In order to understand the algorithm it might suffice to understand the fold and the contract of the dfs
function.
def scc[T](graph:Map[T,Set[T]]): Map[T,T] = {
//`dfs` finds all strongly connected components below `node`
//`path` holds the the depth for all nodes above the current one
//'sccs' holds the representatives found so far; the accumulator
def dfs(node: T, path: Map[T,Int], sccs: Map[T,T]): Map[T,T] = {
//returns the earliest encountered node of both arguments
//for the case both aren't on the path, `old` is returned
def shallowerNode(old: T,candidate: T): T =
(path.get(old),path.get(candidate)) match {
case (_,None) => old
case (None,_) => candidate
case (Some(dOld),Some(dCand)) => if(dCand < dOld) candidate else old
}
//handle the child nodes
val children: Set[T] = graph(node)
//the initially known shallowest back-link is `node` itself
val (newState,shallowestBackNode) = children.foldLeft((sccs,node)){
case ((foldedSCCs,shallowest),child) =>
if(path.contains(child))
(foldedSCCs, shallowerNode(shallowest,child))
else {
val sccWithChildData = dfs(child,path + (node -> path.size),foldedSCCs)
val shallowestForChild = sccWithChildData(child)
(sccWithChildData, shallowerNode(shallowest, shallowestForChild))
}
}
newState + (node -> shallowestBackNode)
}
//run the above function, so every node gets visited
graph.keys.foldLeft(Map[T,T]()){ case (sccs,nextNode) =>
if(sccs.contains(nextNode))
sccs
else
dfs(nextNode,Map(),sccs)
}
}
I've tested the code only on the example graph found on the Wikipedia page.

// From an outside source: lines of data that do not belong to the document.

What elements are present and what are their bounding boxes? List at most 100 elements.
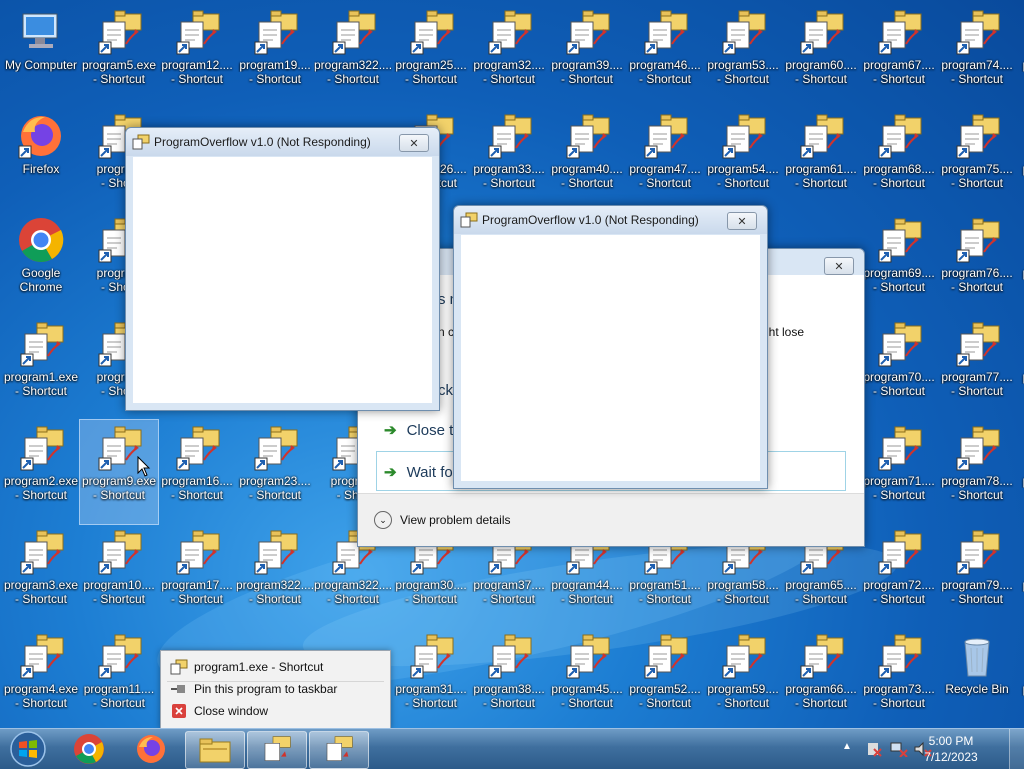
desktop-icon[interactable]: program68.... - Shortcut	[860, 108, 938, 212]
desktop-icon[interactable]: program23.... - Shortcut	[236, 420, 314, 524]
desktop-icon[interactable]: program2.exe - Shortcut	[2, 420, 80, 524]
desktop-icon[interactable]: program77.... - Shortcut	[938, 316, 1016, 420]
desktop-icon[interactable]: program73.... - Shortcut	[860, 628, 938, 732]
desktop-icon-label: program61....	[785, 162, 857, 176]
desktop-icon[interactable]: program3.exe - Shortcut	[2, 524, 80, 628]
desktop-icon[interactable]: program72.... - Shortcut	[860, 524, 938, 628]
taskbar-jump-list[interactable]: program1.exe - Shortcut Pin this program…	[160, 650, 391, 729]
desktop-icon-sublabel: - Shortcut	[92, 488, 146, 502]
desktop-icon[interactable]: program60.... - Shortcut	[782, 4, 860, 108]
desktop-icon[interactable]: program11.... - Shortcut	[80, 628, 158, 732]
taskbar-program-window-1[interactable]	[247, 731, 307, 769]
desktop-icon[interactable]: program25.... - Shortcut	[392, 4, 470, 108]
desktop-icon[interactable]: program53.... - Shortcut	[704, 4, 782, 108]
view-problem-details-label: View problem details	[400, 513, 511, 527]
desktop-icon[interactable]: p	[1016, 628, 1024, 732]
desktop-icon[interactable]: p	[1016, 108, 1024, 212]
desktop-icon-sublabel: - Shortcut	[872, 176, 926, 190]
network-icon[interactable]	[890, 741, 908, 758]
desktop-icon[interactable]: program46.... - Shortcut	[626, 4, 704, 108]
close-window-icon	[170, 703, 188, 719]
jump-list-program-item[interactable]: program1.exe - Shortcut	[161, 656, 390, 678]
desktop-icon[interactable]: program67.... - Shortcut	[860, 4, 938, 108]
desktop-icon[interactable]: program52.... - Shortcut	[626, 628, 704, 732]
window-2-titlebar[interactable]: ProgramOverflow v1.0 (Not Responding)	[454, 206, 767, 234]
desktop-icon[interactable]: program19.... - Shortcut	[236, 4, 314, 108]
desktop-icon[interactable]: program33.... - Shortcut	[470, 108, 548, 212]
desktop-icon[interactable]: program45.... - Shortcut	[548, 628, 626, 732]
recycle-icon	[938, 632, 1016, 680]
desktop-icon[interactable]: program59.... - Shortcut	[704, 628, 782, 732]
window-1-titlebar[interactable]: ProgramOverflow v1.0 (Not Responding)	[126, 128, 439, 156]
wait-label: Wait fo	[406, 463, 453, 481]
desktop-icon[interactable]: p	[1016, 212, 1024, 316]
taskbar-chrome-button[interactable]	[60, 731, 118, 767]
shortcut-icon	[158, 528, 236, 576]
desktop-icon[interactable]: program69.... - Shortcut	[860, 212, 938, 316]
desktop-icon[interactable]: Firefox	[2, 108, 80, 212]
partial-icon	[1016, 420, 1024, 474]
desktop-icon[interactable]: program61.... - Shortcut	[782, 108, 860, 212]
desktop-icon[interactable]: program4.exe - Shortcut	[2, 628, 80, 732]
shortcut-icon	[938, 112, 1016, 160]
view-problem-details[interactable]: ⌄ View problem details	[374, 511, 511, 529]
desktop-icon[interactable]: program39.... - Shortcut	[548, 4, 626, 108]
desktop-icon[interactable]: p	[1016, 524, 1024, 628]
desktop-icon-sublabel: - Shortcut	[950, 280, 1004, 294]
desktop-icon[interactable]: program38.... - Shortcut	[470, 628, 548, 732]
action-center-icon[interactable]	[866, 741, 882, 757]
taskbar-program-window-2[interactable]	[309, 731, 369, 769]
desktop-icon[interactable]: program79.... - Shortcut	[938, 524, 1016, 628]
wait-option[interactable]: ➔ Wait fo	[384, 463, 453, 482]
desktop-icon[interactable]: p	[1016, 4, 1024, 108]
chevron-down-icon: ⌄	[374, 511, 392, 529]
desktop-icon[interactable]: p	[1016, 316, 1024, 420]
desktop-icon[interactable]: program31.... - Shortcut	[392, 628, 470, 732]
close-window-item[interactable]: Close window	[161, 700, 390, 722]
desktop-icon[interactable]: program40.... - Shortcut	[548, 108, 626, 212]
clock[interactable]: 5:00 PM 7/12/2023	[916, 733, 986, 765]
desktop-icon[interactable]: program76.... - Shortcut	[938, 212, 1016, 316]
desktop-icon[interactable]: program75.... - Shortcut	[938, 108, 1016, 212]
desktop-icon[interactable]: p	[1016, 420, 1024, 524]
firefox-icon	[2, 112, 80, 160]
taskbar-explorer-button[interactable]	[185, 731, 245, 769]
close-program-option[interactable]: ➔ Close t	[384, 421, 453, 440]
desktop-icon[interactable]: program71.... - Shortcut	[860, 420, 938, 524]
window-1-close-button[interactable]: ✕	[399, 134, 429, 152]
desktop-icon[interactable]: program54.... - Shortcut	[704, 108, 782, 212]
shortcut-icon	[860, 216, 938, 264]
desktop-icon[interactable]: program1.exe - Shortcut	[2, 316, 80, 420]
desktop-icon[interactable]: program32.... - Shortcut	[470, 4, 548, 108]
desktop-icon[interactable]: program12.... - Shortcut	[158, 4, 236, 108]
desktop-icon[interactable]: program74.... - Shortcut	[938, 4, 1016, 108]
program-overflow-window-1[interactable]: ProgramOverflow v1.0 (Not Responding) ✕	[125, 127, 440, 411]
desktop-icon[interactable]: program66.... - Shortcut	[782, 628, 860, 732]
desktop-icon[interactable]: program322.... - Shortcut	[236, 524, 314, 628]
desktop-icon-label: program39....	[551, 58, 623, 72]
dialog-close-button[interactable]: ✕	[824, 257, 854, 275]
desktop-icon-label: p	[1016, 578, 1024, 592]
desktop-icon[interactable]: program5.exe - Shortcut	[80, 4, 158, 108]
desktop-icon-sublabel: - Shortcut	[14, 592, 68, 606]
desktop-icon[interactable]: Recycle Bin	[938, 628, 1016, 732]
desktop-icon-label: p	[1016, 58, 1024, 72]
start-button[interactable]	[0, 731, 56, 767]
desktop-icon[interactable]: program78.... - Shortcut	[938, 420, 1016, 524]
desktop-icon[interactable]: program47.... - Shortcut	[626, 108, 704, 212]
desktop-icon-label: program72....	[863, 578, 935, 592]
pin-to-taskbar-item[interactable]: Pin this program to taskbar	[161, 678, 390, 700]
desktop-icon[interactable]: My Computer	[2, 4, 80, 108]
desktop-icon[interactable]: program10.... - Shortcut	[80, 524, 158, 628]
desktop-icon[interactable]: program16.... - Shortcut	[158, 420, 236, 524]
desktop-icon[interactable]: program70.... - Shortcut	[860, 316, 938, 420]
show-desktop-button[interactable]	[1009, 729, 1024, 769]
show-hidden-icons-arrow[interactable]: ▲	[842, 741, 852, 752]
desktop-icon[interactable]: Google Chrome	[2, 212, 80, 316]
desktop-icon[interactable]: program17.... - Shortcut	[158, 524, 236, 628]
desktop-icon-sublabel: - Shortcut	[638, 696, 692, 710]
taskbar-firefox-button[interactable]	[122, 731, 180, 767]
window-2-close-button[interactable]: ✕	[727, 212, 757, 230]
program-overflow-window-2[interactable]: ProgramOverflow v1.0 (Not Responding) ✕	[453, 205, 768, 489]
desktop-icon[interactable]: program322.... - Shortcut	[314, 4, 392, 108]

Difference to imperative version
In contrast to the original implementation, my version avoids explicitly unwinding the stack and simply uses a proper (non tail-) recursive function. The stack is represented by a persistent map called path
instead. In my first version I used a List
as stack; but this was less efficient since it had to be searched for containing elements.
Efficiency
The code is rather efficient. For each edge, you have to update and/or access the immutable map path
, which costs O(log|N|)
, for a total of O(|E| log|N|)
. This is in contrast to O(|E|)
achieved by the imperative version.
Linear Time implementation
The paper in Chris Okasaki's answer gives a linear time solution in Haskell for finding strongly connected components. Their implementation is based on Kosaraju's Algorithm for finding SCCs, which basically requires two depth-first traversals. The paper's main contribution appears to be a lazy, linear time DFS implementation in Haskell.
What they require to achieve a linear time solution is having a set with O(1)
singleton add and membership test. This is basically the same problem that makes the solution given in this answer have a higher complexity than the imperative solution. They solve it with state-threads in Haskell, which can also be done in Scala (see Scalaz). So if one is willing to make the code rather complicated, it is possible to implement Tarjan's SCC algorithm to a functional O(|E|)
version.